What is your favorite song on the album and why?
I know this is not the answer you are looking for, and I’m truly not trying to be coy, but because this whole album is a story told over the course of years, it is difficult for me to make that distinction. Not only are there a wide array of moods, but they exist in context of one-another. It’s like having a favorite cell type in your body; they really are all significant and serve different roles that cannot be compared, except to say that they all inform the overarching creation.
None of which is to say that they aren’t capable of being enjoyed on their own, or that they are all equal in quality. It’s just that it is fluid. If it helps to have your question not go unrequited, I have been listening back to “You In Moonlight” quite a bit. It is very sparse and recently that has been helping me emotionally.

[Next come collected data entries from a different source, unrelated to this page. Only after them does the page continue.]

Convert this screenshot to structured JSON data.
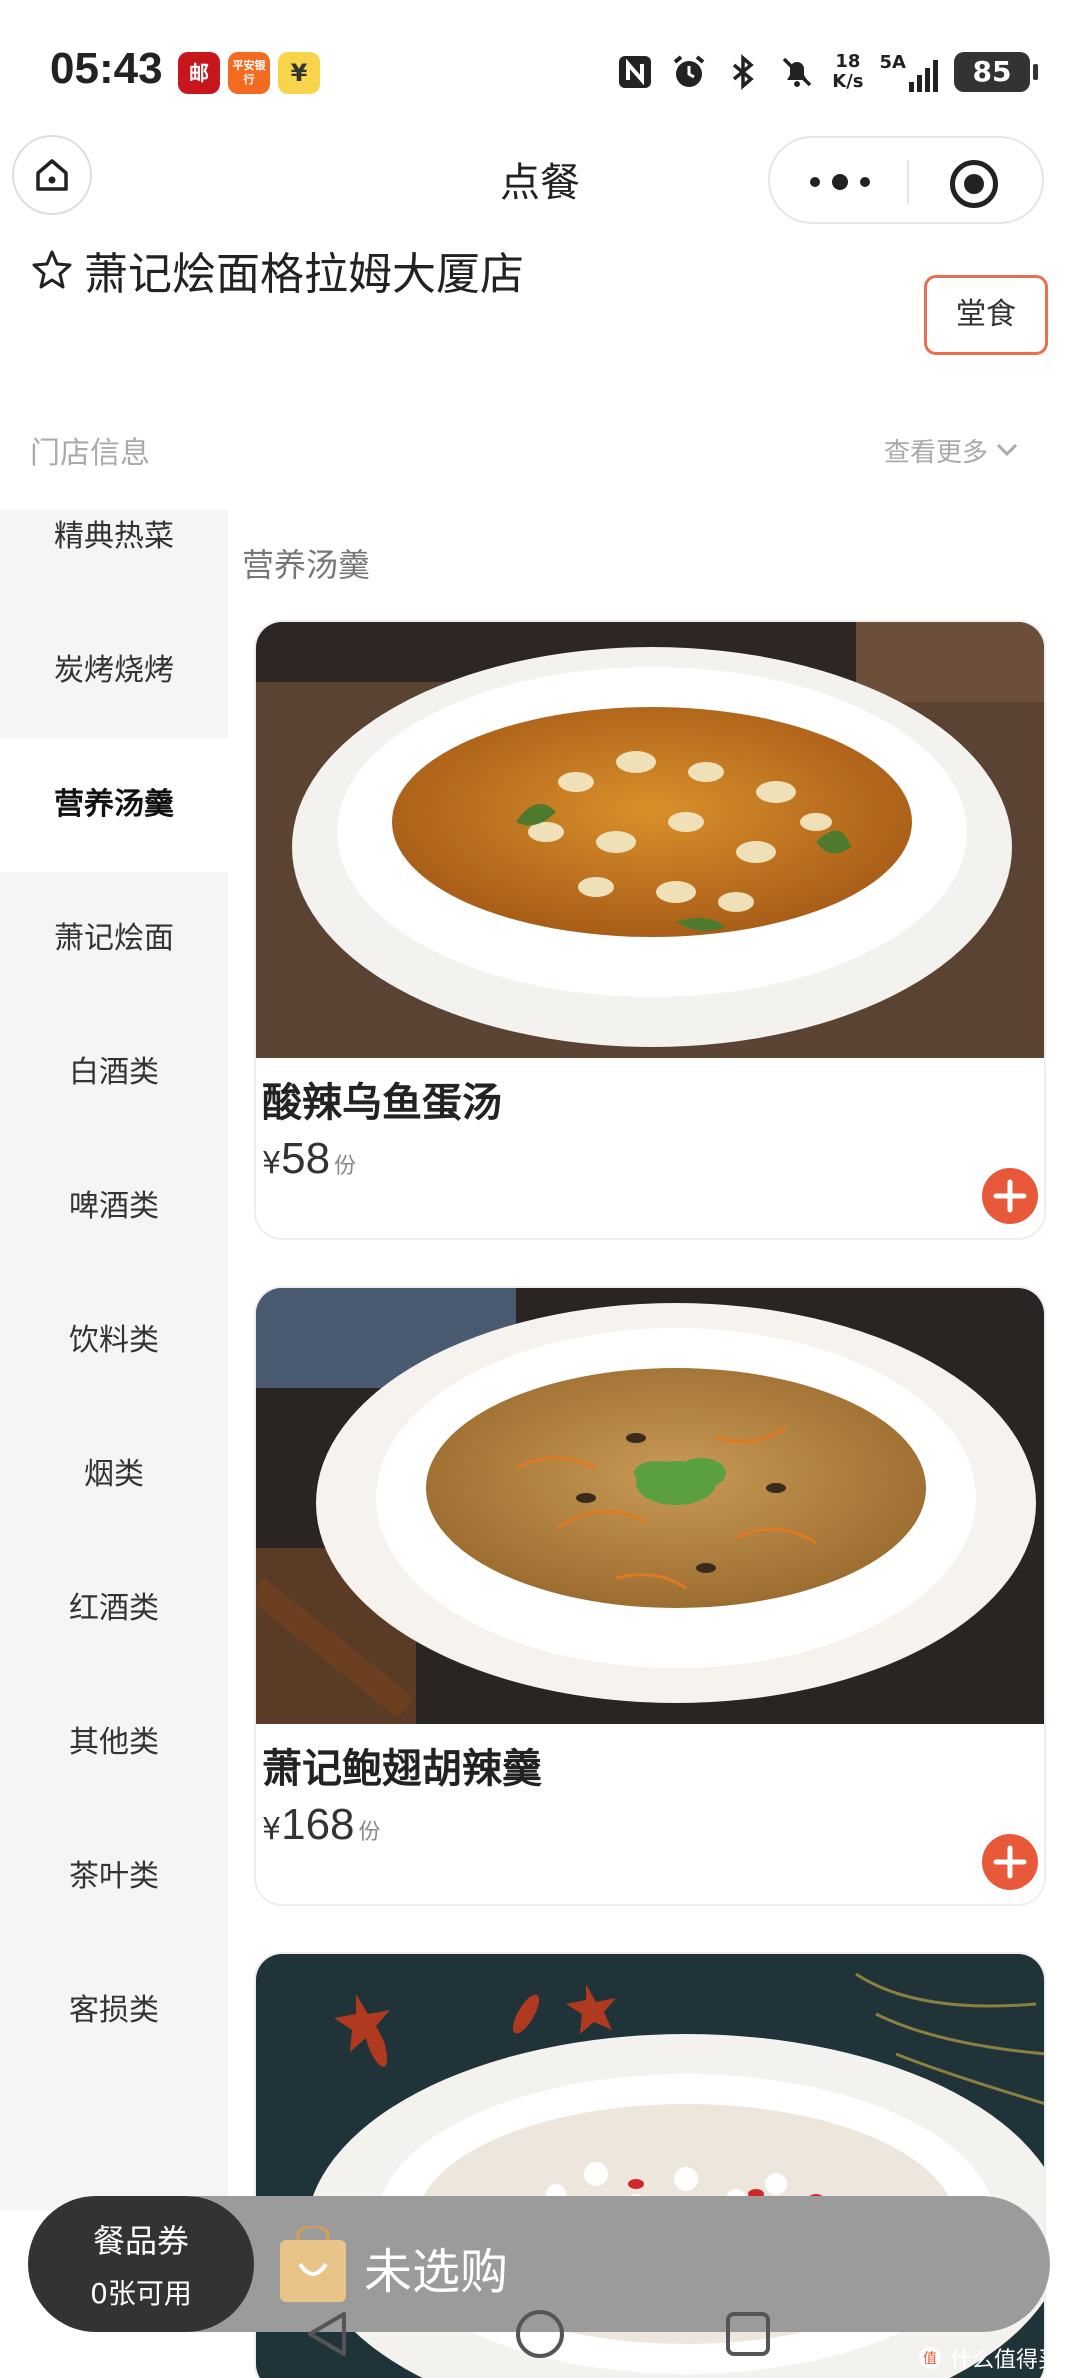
{
  "status_bar": {
    "time": "05:43",
    "app_icon_1": "邮",
    "app_icon_2": "平安银行",
    "app_icon_3": "¥",
    "net_speed_top": "18",
    "net_speed_bottom": "K/s",
    "signal_label": "5A",
    "battery": "85"
  },
  "nav": {
    "title": "点餐"
  },
  "store": {
    "name": "萧记烩面格拉姆大厦店",
    "dine_mode": "堂食",
    "info_label": "门店信息",
    "see_more": "查看更多"
  },
  "sidebar": {
    "items": [
      {
        "label": "精典热菜"
      },
      {
        "label": "炭烤烧烤"
      },
      {
        "label": "营养汤羹"
      },
      {
        "label": "萧记烩面"
      },
      {
        "label": "白酒类"
      },
      {
        "label": "啤酒类"
      },
      {
        "label": "饮料类"
      },
      {
        "label": "烟类"
      },
      {
        "label": "红酒类"
      },
      {
        "label": "其他类"
      },
      {
        "label": "茶叶类"
      },
      {
        "label": "客损类"
      }
    ]
  },
  "menu": {
    "section_title": "营养汤羹",
    "dishes": [
      {
        "name": "酸辣乌鱼蛋汤",
        "currency": "¥",
        "price": "58",
        "unit": "份"
      },
      {
        "name": "萧记鲍翅胡辣羹",
        "currency": "¥",
        "price": "168",
        "unit": "份"
      }
    ]
  },
  "bottom": {
    "coupon_title": "餐品券",
    "coupon_sub": "0张可用",
    "cart_text": "未选购",
    "watermark": "什么值得买"
  },
  "colors": {
    "accent": "#e8593a",
    "sidebar_bg": "#f5f5f5",
    "cart_bar": "#9b9b9b"
  }
}
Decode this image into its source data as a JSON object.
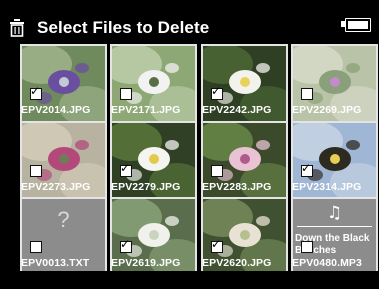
{
  "header": {
    "title": "Select Files to Delete",
    "icon": "trash-icon",
    "battery_icon": "battery-icon"
  },
  "files": [
    {
      "name": "EPV2014.JPG",
      "checked": true,
      "kind": "photo",
      "theme": "flower-purple"
    },
    {
      "name": "EPV2171.JPG",
      "checked": false,
      "kind": "photo",
      "theme": "lily-of-valley"
    },
    {
      "name": "EPV2242.JPG",
      "checked": true,
      "kind": "photo",
      "theme": "white-flower"
    },
    {
      "name": "EPV2269.JPG",
      "checked": false,
      "kind": "photo",
      "theme": "blur-meadow"
    },
    {
      "name": "EPV2273.JPG",
      "checked": false,
      "kind": "photo",
      "theme": "orchid"
    },
    {
      "name": "EPV2279.JPG",
      "checked": true,
      "kind": "photo",
      "theme": "daisy"
    },
    {
      "name": "EPV2283.JPG",
      "checked": false,
      "kind": "photo",
      "theme": "dark-bloom"
    },
    {
      "name": "EPV2314.JPG",
      "checked": true,
      "kind": "photo",
      "theme": "sunflower"
    },
    {
      "name": "EPV0013.TXT",
      "checked": false,
      "kind": "unknown",
      "symbol": "?"
    },
    {
      "name": "EPV2619.JPG",
      "checked": true,
      "kind": "photo",
      "theme": "white-cluster"
    },
    {
      "name": "EPV2620.JPG",
      "checked": true,
      "kind": "photo",
      "theme": "garden"
    },
    {
      "name": "EPV0480.MP3",
      "checked": false,
      "kind": "audio",
      "symbol": "♫",
      "track_title": "Down the Black Beaches"
    }
  ]
}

Actually, that’s exactly the kind of answer I was looking for. You’re big into wilderness trail running. Are there song ideas bouncing around when you are on these runs?

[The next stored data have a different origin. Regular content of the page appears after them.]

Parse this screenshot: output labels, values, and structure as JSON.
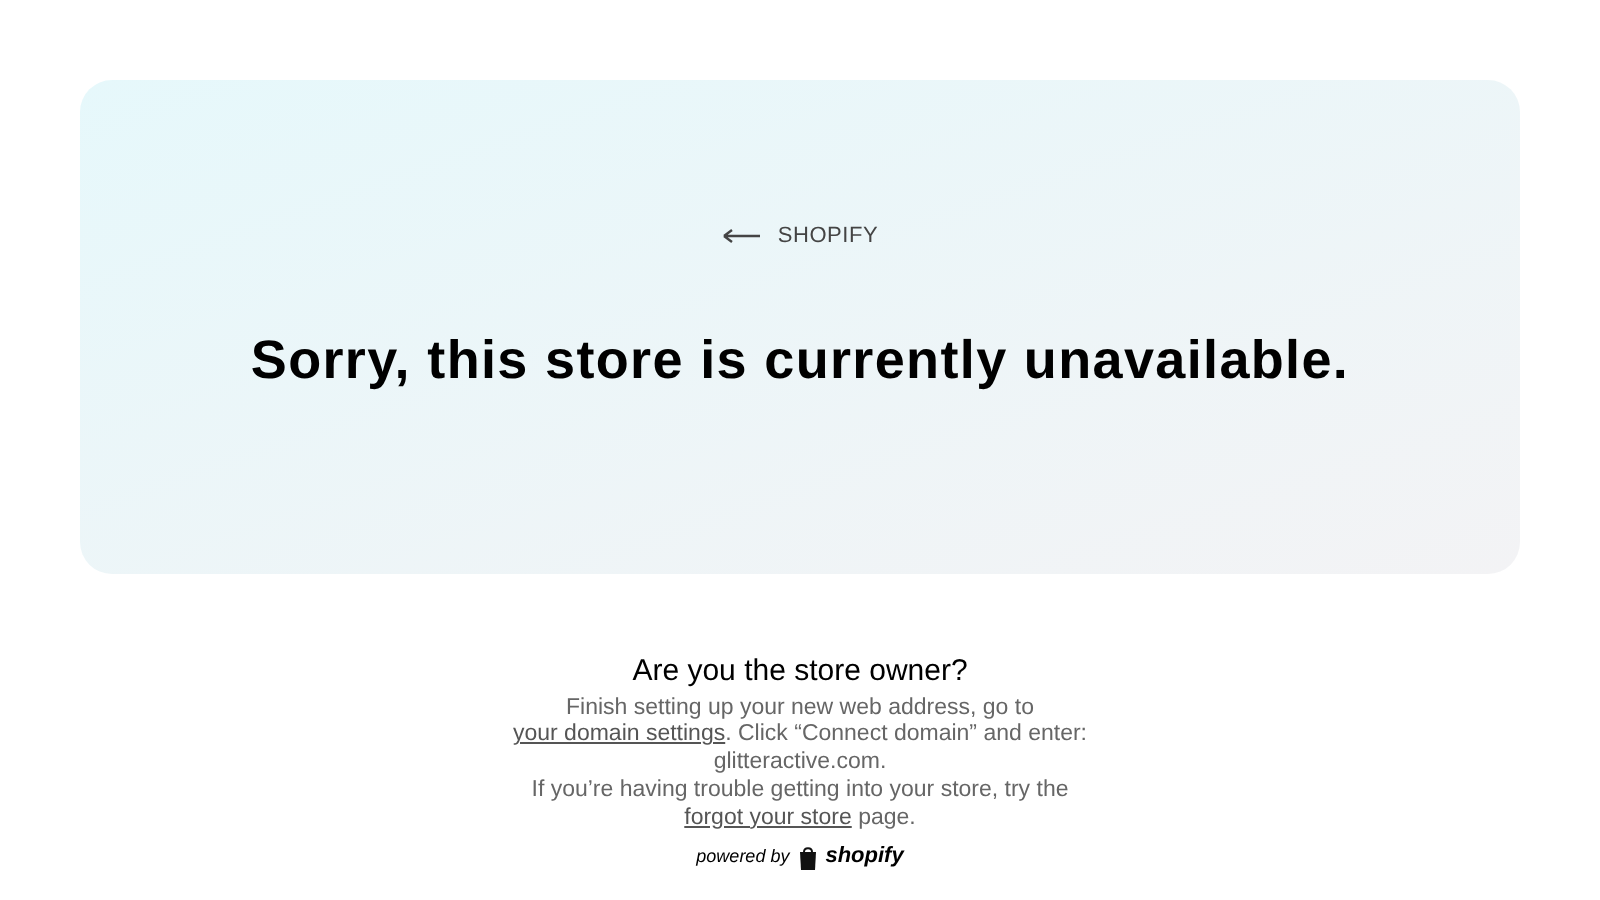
{
  "banner": {
    "back_link": "SHOPIFY",
    "heading": "Sorry, this store is currently unavailable."
  },
  "owner_section": {
    "heading": "Are you the store owner?",
    "paragraphs": [
      [
        {
          "kind": "text",
          "text": "Finish setting up your new web address, go to "
        },
        {
          "kind": "link",
          "text": "your domain settings"
        },
        {
          "kind": "text",
          "text": ". Click “Connect domain” and enter: glitteractive.com."
        }
      ],
      [
        {
          "kind": "text",
          "text": "If you’re having trouble getting into your store, try the "
        },
        {
          "kind": "link",
          "text": "forgot your store"
        },
        {
          "kind": "text",
          "text": " page."
        }
      ]
    ]
  },
  "footer": {
    "powered_by": "powered by",
    "brand": "shopify"
  }
}
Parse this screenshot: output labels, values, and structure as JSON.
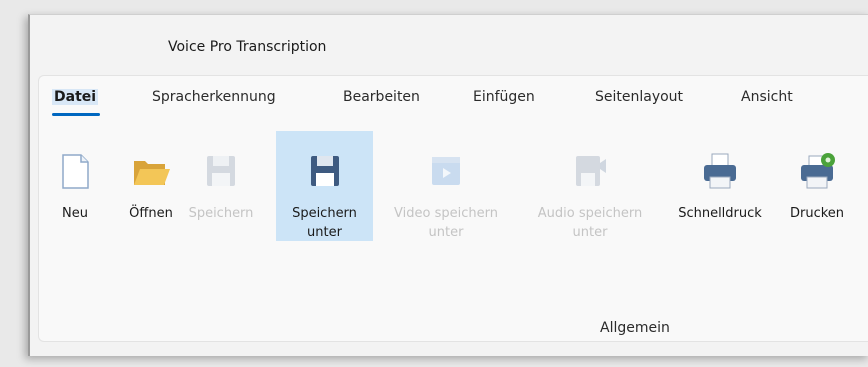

I can be loquacious, frequently annoying and it seems my brain and life are constantly going at speeds that hurt my head. Then of course there is our misplaced fight-or-flight instinct we fondly call “stress”. Wilderness is my introspection and my meditation. What is beautiful about wilderness is that you are in immediate concert with the elements; life simply nourishes itself directly or indirectly with the sun’s energy, replicates itself, and dies; hot is hot and cold is cold. When the sun goes down, it’s dark. This is the world as is once was, and – in my view – as it should be. This is where I am most open and receptive to the musical conduit. A good percentage of the songs on the record were discovered while I was alone in the wilderness.
When and where are you giving your next adventure trail running talk?

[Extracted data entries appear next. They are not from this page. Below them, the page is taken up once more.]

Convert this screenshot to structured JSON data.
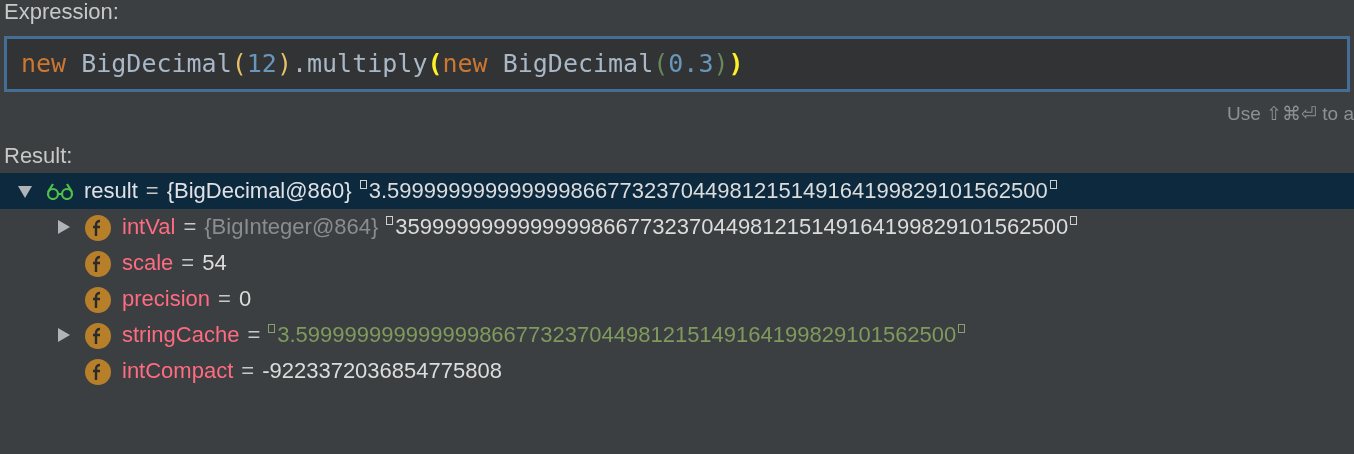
{
  "expression": {
    "label": "Expression:",
    "tokens": [
      {
        "kind": "keyword",
        "text": "new"
      },
      {
        "kind": "plain",
        "text": " BigDecimal"
      },
      {
        "kind": "paren",
        "text": "("
      },
      {
        "kind": "number",
        "text": "12"
      },
      {
        "kind": "paren",
        "text": ")"
      },
      {
        "kind": "plain",
        "text": ".multiply"
      },
      {
        "kind": "match",
        "text": "("
      },
      {
        "kind": "keyword",
        "text": "new"
      },
      {
        "kind": "plain",
        "text": " BigDecimal"
      },
      {
        "kind": "paren2",
        "text": "("
      },
      {
        "kind": "number",
        "text": "0.3"
      },
      {
        "kind": "paren2",
        "text": ")"
      },
      {
        "kind": "match",
        "text": ")"
      }
    ],
    "hint": "Use ⇧⌘⏎ to a"
  },
  "result": {
    "label": "Result:",
    "tree": [
      {
        "kind": "watch",
        "name": "result",
        "separator": "=",
        "type_ref": "{BigDecimal@860}",
        "value": {
          "kind": "quoted",
          "text": "3.599999999999999866773237044981215149164199829101562500"
        },
        "expanded": true,
        "selected": true,
        "children": [
          {
            "kind": "field",
            "name": "intVal",
            "separator": "=",
            "type_ref": "{BigInteger@864}",
            "value": {
              "kind": "quoted",
              "text": "3599999999999999866773237044981215149164199829101562500"
            },
            "expanded": false,
            "selected": false
          },
          {
            "kind": "field",
            "name": "scale",
            "separator": "=",
            "value": {
              "kind": "plain",
              "text": "54"
            },
            "selected": false
          },
          {
            "kind": "field",
            "name": "precision",
            "separator": "=",
            "value": {
              "kind": "plain",
              "text": "0"
            },
            "selected": false
          },
          {
            "kind": "field",
            "name": "stringCache",
            "separator": "=",
            "value": {
              "kind": "string",
              "text": "3.599999999999999866773237044981215149164199829101562500"
            },
            "expanded": false,
            "selected": false
          },
          {
            "kind": "field",
            "name": "intCompact",
            "separator": "=",
            "value": {
              "kind": "plain",
              "text": "-9223372036854775808"
            },
            "selected": false
          }
        ]
      }
    ]
  }
}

You know, it’s funny. Last year I attempted to run the High Sierra Trail, and weather, a heel injury and a general case of nerves ended my voyage early. I did several presentations on that particular errand into the high country. This year, I finally succeeded in completing that 120 mile out-and-back journey through the heart of the southern Sierra Nevada, and I have yet to schedule a talk. Maybe adventure writing is more compelling when something goes wrong.
Bad news sells. How much of an emotional rollercoaster was Germany’s run in this last summer’s World Cup?
Germany has advanced to at least the quarterfinals in every World Cup in which they participated, and so despite the pre-South Africa expectations of youth and inexperience equaling a humble showing, I never doubted their ability to go deep into the tournament. Who knows, were it not for the absence of Thomas Müller in the semifinals, they might have earned another star on their kit! And as a default, the World Cup always takes 1-2 years off of my life expectancy. Wanna play soccer in my garden sometime? Oh yeah, you like baseball. Go Giants!
We could create an amazing new hybrid sport. You kick a soccer ball to me and I’ll swing a Louisville Slugger and drive it through your kitchen window for a homegoal.
Who is your main stuffed animal right now? Any word on where Nate might be?
I have been traveling with three Peruvian anteaters (of the genus Tamandua) as of late. They go by the names Wolfgang, Reinhold and Anastasia. They are accomplished trail runners, avid concert-goers and very much inspired by Nate the Chinese Pocket Giraffe.
Nate was last seen in late 2009. It was at Djemaa el Fna market in Marrakesh, reenacting episodes of “The Wire” in Arabic. Someone tried to get him to come home, but he yelled “Shut Up!” jumped on a scooter and took off. There is rumor he will be attending the 2014 FIFA World Cup in Brazil.